In 1974 vielen de Fransen ons land binnen en verloor de Staten Generaal het gezag over Staats Brabant. Toen eenmaal de vrede met de republiek was getekend, kwamen daags daarna in Tilburg vertegenwoordigers van 'het volk van Bataafsch Brabant' bij elkaar om over de positie van het gewest te praten. Maar ook moest er over de vergaderplaats gesproken worden. 's-Hertogenbosch was met 13.000 inwoners de grootste plaats en gedurende drie maanden zouden de representanten hier vergaderen. Maar als volwaardig gewest werd Brabant niet geaccepteerd. In Den Haag wist men nog niet hoe de toekomst er precies uit zou gaan zien. Wel werd er een compromis gesloten. Met dit compromis waren een aantal Bosschenaren het niet eens. Op 15 juli 1795 drongen een aantal Bosschenaren, leden van de Vaderlandse Sociëteit, de raadzaal van het Bossche stadhuis binnen, waar de Brabanders aan het vergaderen waren. Zij noemden het compromis „in strijd met de Rechten van de mensch” en verboden voortaan binnen de stadsmuren te vergaderen over „zulke vernederende concepten. Ieder,” zo verklaarde men, „die zich de oppermacht aanmatigt, moet door vriie menschen ter dood gebracht worden.” Daags daarop werd een nieuwe aanval op het stadhuis uitgevoerd, waar het gewestelijk bestuur opnieuw vergaderde. Het lid Heeren, die kennelijk krachtig gebouwd was, verdedigde zich met een koperen voorzittersbel zodat de aanvallers met bebloede hoofden zich moesten terugtrekken. Daarna vergaderde men voortaan in Breda.
Politieke veranderingen voltrokken zich in ons land, dat op een bepaald ogenblijk zelfs onderdeel ging uitmaken van Frankrijk.
In 1802 erden er departementen opgericht. Breda wilde hoofdstad worden en schreef dat aan het landsbestuur. De stad lag gunstig, was veilig en kende korte verbindingen naar Den Haag. 's-Hertogenbosch daarentegen zou geen hoofdstad kunnen worden, onder andere omdat het 's winters vaak door overstromingen van de buitenwereld afgesloten was. De stad was militair gezien niet bijster veilig en was ver van Den Haag gelegen.
In 's-Hertogenbosch kwam een tegenactie op gang. Een door de stad ingestelde commissie benaderde aale gemeentebesturen in de Meierij de Bossche actie in Den Haag te steunen. Dat lukte: 134 rekwesten bereikten het Staatsbewind. 's-Hertogenbosch voelde zich zo sterk, dat men zelfs een volksstemming in Brabant voorstelde om een hoofdstad te kiezen.

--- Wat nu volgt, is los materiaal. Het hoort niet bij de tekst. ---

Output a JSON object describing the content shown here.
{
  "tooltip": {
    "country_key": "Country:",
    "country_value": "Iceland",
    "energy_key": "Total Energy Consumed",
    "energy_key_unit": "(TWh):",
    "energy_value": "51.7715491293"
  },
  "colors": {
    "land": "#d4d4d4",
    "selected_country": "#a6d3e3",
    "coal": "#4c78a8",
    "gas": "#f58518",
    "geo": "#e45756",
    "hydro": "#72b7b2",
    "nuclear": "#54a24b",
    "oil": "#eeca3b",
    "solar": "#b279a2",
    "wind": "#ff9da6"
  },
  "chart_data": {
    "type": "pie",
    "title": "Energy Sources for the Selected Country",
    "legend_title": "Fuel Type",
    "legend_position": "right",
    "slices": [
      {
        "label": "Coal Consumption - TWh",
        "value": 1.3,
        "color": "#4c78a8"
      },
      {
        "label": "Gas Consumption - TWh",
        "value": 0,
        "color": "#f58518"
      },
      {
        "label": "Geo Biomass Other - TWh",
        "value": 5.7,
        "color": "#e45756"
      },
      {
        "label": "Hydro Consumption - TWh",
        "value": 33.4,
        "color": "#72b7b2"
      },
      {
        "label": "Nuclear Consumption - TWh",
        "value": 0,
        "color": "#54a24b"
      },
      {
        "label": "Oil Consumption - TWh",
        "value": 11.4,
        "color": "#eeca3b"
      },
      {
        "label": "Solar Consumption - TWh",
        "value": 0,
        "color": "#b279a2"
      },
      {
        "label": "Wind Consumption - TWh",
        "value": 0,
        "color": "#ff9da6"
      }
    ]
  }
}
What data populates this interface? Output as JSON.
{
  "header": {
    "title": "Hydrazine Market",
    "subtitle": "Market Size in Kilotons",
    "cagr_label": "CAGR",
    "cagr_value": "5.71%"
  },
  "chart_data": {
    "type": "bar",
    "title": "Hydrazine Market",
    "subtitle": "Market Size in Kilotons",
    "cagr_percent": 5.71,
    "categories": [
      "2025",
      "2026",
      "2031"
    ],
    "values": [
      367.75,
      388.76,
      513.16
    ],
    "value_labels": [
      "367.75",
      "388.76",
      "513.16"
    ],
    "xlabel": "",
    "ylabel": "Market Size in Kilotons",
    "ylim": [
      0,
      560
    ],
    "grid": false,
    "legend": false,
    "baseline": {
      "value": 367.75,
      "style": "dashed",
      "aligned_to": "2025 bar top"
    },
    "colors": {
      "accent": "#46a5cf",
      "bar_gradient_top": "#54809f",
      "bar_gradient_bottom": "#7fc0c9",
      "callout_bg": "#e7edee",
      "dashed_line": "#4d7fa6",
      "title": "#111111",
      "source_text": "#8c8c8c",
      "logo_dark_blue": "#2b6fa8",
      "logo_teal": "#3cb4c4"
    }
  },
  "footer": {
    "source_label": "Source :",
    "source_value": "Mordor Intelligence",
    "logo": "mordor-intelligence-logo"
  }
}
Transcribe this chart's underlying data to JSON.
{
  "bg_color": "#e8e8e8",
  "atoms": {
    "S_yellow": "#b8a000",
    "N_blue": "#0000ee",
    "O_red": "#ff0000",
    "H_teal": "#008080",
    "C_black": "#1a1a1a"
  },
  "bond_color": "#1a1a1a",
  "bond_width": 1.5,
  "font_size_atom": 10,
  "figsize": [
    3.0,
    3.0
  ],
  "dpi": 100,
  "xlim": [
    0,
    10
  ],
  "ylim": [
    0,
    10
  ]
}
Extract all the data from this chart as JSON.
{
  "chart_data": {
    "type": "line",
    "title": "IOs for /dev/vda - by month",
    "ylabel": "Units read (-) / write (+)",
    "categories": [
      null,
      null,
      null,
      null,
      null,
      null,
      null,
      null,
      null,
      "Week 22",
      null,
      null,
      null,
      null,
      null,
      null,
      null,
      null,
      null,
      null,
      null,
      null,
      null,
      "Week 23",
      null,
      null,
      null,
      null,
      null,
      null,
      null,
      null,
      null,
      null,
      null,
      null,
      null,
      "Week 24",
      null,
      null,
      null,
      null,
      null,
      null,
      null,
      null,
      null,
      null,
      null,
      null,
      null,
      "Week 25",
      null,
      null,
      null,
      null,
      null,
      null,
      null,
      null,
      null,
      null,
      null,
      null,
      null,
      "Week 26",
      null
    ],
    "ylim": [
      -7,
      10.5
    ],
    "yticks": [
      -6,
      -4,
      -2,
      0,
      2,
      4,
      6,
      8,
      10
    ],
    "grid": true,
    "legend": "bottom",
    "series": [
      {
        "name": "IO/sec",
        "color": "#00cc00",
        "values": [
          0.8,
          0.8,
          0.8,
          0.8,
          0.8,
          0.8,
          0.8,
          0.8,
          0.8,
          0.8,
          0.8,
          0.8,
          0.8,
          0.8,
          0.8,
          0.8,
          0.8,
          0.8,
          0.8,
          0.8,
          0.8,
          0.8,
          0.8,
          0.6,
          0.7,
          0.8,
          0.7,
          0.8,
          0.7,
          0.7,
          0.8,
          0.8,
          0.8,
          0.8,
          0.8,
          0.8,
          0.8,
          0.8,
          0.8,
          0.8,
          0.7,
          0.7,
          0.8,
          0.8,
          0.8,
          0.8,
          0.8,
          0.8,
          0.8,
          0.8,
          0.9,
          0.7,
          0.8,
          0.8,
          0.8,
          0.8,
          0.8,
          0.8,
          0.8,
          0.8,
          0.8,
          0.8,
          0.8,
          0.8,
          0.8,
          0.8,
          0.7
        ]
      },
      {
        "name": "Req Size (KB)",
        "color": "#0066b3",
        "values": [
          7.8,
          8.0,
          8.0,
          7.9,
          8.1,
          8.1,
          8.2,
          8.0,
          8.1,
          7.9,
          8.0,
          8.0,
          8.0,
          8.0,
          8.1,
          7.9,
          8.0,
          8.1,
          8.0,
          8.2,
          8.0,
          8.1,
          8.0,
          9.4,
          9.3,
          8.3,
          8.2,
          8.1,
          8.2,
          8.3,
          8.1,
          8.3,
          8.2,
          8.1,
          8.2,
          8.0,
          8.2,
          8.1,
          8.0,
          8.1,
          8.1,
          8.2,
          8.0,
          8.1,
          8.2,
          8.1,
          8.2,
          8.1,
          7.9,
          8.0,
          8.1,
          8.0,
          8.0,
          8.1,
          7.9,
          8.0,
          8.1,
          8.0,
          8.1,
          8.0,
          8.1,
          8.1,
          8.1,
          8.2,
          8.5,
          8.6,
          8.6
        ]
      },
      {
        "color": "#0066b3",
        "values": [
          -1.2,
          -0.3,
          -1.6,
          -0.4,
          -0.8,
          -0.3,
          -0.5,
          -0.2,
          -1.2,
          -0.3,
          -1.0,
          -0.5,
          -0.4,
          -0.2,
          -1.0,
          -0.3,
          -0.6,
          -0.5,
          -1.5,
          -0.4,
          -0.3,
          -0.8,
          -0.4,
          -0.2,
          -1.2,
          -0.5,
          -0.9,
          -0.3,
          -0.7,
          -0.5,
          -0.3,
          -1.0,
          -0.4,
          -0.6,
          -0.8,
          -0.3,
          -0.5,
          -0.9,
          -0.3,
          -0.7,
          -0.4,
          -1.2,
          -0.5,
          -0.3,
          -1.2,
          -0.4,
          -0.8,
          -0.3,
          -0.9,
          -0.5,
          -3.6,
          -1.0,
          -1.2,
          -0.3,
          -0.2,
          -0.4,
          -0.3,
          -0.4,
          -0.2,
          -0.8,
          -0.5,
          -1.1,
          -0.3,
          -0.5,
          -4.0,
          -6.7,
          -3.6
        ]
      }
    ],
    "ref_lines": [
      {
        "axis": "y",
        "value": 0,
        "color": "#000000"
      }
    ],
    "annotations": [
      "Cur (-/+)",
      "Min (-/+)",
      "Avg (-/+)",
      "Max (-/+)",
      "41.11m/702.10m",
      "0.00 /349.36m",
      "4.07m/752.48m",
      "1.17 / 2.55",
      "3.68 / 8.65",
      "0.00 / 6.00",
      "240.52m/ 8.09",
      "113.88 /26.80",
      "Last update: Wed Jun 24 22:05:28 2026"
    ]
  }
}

Nogal logisch, omdat de dichtbevolkte Meierij een doorslaggevende stem zou hebben. Een Bossche vertegenwoordiger werd zelfs naar Den Haag gestuurd, waar hij werd onvangen door A.G. Besier, de voorzitter van de commissie uit het Staatsbewind, belast met departementale zaken. De heer Besier kreeg enkele dagen later ook bezoek van een Bredase deputatie, maar die kwamen kennelijk te laat. In het 'Reglement voor Departementaal Bestuur van Brabant' uit mei 1802 werd 's-Hertogenbosch aangewezen als hoofdstad voor het departementaal bestuur.
Nadat in 1813/1814 het Franse gezag ineengestort was, kwam er voor ons land een nieuwe grondwet. Op 20 maart 1814 werd deze vastgesteld, waarbij tevens de provincies werden vastgesteld. Koning Willem I benoemde op 20 april 1814 als zijn gouverneur in de provincie Noord-Brabant mr. Carl Gerard Hultman. Hij resideerde in 's-Hertogenbosch, de stad die eerst departementaal hoofdstad was en vanaf dat ogenblijk provinciehoofdstad.